Obviously, if you want to save money on heating costs, lowering the temperature in your home can help. That’s the easy part. But if you really want to slash your heating bills this winter, try these six strategies. 

  1. Install weather stripping around windows and doors. “This simple home improvement can save you anywhere from 30 to 45 percent on your winter heating costs,” says Scott Fridrych, director of Residential Construction at MACK Companies, a Chicago real estate company. Weather stripping, which you can easily find at your local hardware store, keeps warm air indoors and prevents the cold air outside from seeping in.
  2. Change air filters regularly. Changing the filters in your heating and cooling system will not only improve the air quality in your home, but also extend the life of your systems by priming them for optimal efficiency, says Mike Bruce, product marketing specialist at Honeywell. That is, the harder your system has to work to heat your home—using more energy because the filter is dirty—the shorter its potential lifespan. With regular filter changes, you’ll save on electricity costs now and extend the life of your HVAC system.
  3. Service your furnace. Just like dirty filters, a dirty furnace has to work harder to get its job done, using more electricity and either oil or gas, depending on what kind of system you have.
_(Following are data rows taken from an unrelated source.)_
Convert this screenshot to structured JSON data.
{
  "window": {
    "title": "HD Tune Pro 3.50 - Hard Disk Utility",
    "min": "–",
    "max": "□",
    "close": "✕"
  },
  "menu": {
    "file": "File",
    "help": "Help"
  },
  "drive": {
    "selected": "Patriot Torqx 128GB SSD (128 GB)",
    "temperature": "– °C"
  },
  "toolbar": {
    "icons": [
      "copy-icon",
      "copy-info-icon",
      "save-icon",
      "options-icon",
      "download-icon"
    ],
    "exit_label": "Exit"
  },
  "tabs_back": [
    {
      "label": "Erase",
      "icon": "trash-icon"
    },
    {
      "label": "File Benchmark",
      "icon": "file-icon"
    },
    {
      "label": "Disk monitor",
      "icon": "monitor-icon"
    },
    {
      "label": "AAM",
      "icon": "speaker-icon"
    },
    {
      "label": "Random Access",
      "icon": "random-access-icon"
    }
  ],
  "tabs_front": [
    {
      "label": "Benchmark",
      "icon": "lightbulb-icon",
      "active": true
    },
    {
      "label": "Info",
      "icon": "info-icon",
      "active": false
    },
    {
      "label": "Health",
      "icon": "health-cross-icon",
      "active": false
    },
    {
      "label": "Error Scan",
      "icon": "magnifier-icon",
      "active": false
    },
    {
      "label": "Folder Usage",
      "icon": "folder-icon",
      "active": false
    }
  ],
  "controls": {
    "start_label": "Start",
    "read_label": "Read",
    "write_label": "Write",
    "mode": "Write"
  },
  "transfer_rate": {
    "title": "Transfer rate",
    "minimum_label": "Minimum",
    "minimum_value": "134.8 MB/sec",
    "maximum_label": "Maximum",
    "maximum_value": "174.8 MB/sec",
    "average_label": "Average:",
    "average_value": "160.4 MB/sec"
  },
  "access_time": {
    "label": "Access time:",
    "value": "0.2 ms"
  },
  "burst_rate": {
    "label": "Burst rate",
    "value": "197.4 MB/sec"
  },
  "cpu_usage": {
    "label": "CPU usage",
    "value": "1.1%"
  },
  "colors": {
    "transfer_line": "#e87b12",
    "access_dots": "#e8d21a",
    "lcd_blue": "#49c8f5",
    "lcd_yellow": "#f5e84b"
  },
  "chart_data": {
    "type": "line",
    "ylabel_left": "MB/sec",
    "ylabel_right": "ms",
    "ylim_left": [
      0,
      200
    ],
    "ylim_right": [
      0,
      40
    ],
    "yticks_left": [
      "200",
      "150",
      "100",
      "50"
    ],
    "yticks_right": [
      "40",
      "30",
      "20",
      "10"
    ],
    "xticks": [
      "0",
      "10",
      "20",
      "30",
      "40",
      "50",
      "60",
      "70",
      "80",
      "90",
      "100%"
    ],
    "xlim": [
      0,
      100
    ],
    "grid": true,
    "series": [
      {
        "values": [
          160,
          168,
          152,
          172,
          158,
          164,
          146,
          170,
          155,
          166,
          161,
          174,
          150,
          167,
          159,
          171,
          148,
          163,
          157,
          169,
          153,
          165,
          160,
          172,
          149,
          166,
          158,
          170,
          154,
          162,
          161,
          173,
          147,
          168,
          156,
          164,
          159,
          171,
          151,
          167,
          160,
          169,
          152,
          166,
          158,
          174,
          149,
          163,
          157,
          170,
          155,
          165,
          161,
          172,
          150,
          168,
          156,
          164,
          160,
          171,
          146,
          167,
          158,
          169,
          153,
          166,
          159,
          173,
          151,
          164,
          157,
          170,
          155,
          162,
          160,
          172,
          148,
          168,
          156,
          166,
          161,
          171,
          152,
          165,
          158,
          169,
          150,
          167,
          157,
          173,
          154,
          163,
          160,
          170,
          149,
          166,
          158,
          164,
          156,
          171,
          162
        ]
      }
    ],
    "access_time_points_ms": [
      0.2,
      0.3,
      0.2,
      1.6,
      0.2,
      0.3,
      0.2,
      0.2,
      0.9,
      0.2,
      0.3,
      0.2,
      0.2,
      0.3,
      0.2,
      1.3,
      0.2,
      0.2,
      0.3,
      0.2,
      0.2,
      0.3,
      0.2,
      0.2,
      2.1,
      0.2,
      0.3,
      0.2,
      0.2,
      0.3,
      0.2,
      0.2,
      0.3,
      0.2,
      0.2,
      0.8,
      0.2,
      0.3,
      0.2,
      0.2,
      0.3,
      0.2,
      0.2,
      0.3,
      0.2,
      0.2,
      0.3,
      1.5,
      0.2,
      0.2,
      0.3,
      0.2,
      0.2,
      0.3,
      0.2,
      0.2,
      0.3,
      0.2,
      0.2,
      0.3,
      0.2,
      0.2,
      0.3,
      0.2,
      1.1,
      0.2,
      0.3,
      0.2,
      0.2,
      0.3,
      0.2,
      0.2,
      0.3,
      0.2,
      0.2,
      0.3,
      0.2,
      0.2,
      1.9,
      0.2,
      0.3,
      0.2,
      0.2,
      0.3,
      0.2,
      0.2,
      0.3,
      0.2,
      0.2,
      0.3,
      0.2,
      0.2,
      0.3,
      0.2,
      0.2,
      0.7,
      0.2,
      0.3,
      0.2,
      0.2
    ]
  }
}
Having your furnace serviced annually helps it run more efficiently, saving you money on all of your energy costs.
  4. Keep baseboards and grates free of dust, debris, and furniture. Consider rearranging some of your furniture for optimal winter heating. When cabinets, bookcases, or couches are blocking your baseboard heaters, you won’t feel all the heat they are putting out. It’s the same with air grates in floors and walls—you want them free of anything blocking their ability to provide warm air. Similarly, pet hair and dust that builds up on both kinds of heating elements can leave rooms feeling colder, forcing you to turn up the thermostat to make up for the difference in temperature.
  5. Use window treatments to let in the sun and keep out the cold. Closing the drapes on cold winter nights can help prevent as much as 10 percent of heat loss, according to the U.S. Department of Energy. On sunny days, open the curtains or shades on south-facing windows, and let the sun’s rays help to warm your house for free.
  6. Install low-flow showerheads. According to the U.S. Department of Energy, water heating is the second biggest energy cost in your home, and it can account for as much as 20 percent of your utility bills. If you like to take long, hot showers to warm up in the winter, consider installing low-flow showerheads. These water savers often put out less than two gallons per minute, while some older showerheads (those made before 1992) have an output of more than double that—5.5 gallons per minute. So you’ll save by having to heat less water for your hot showers.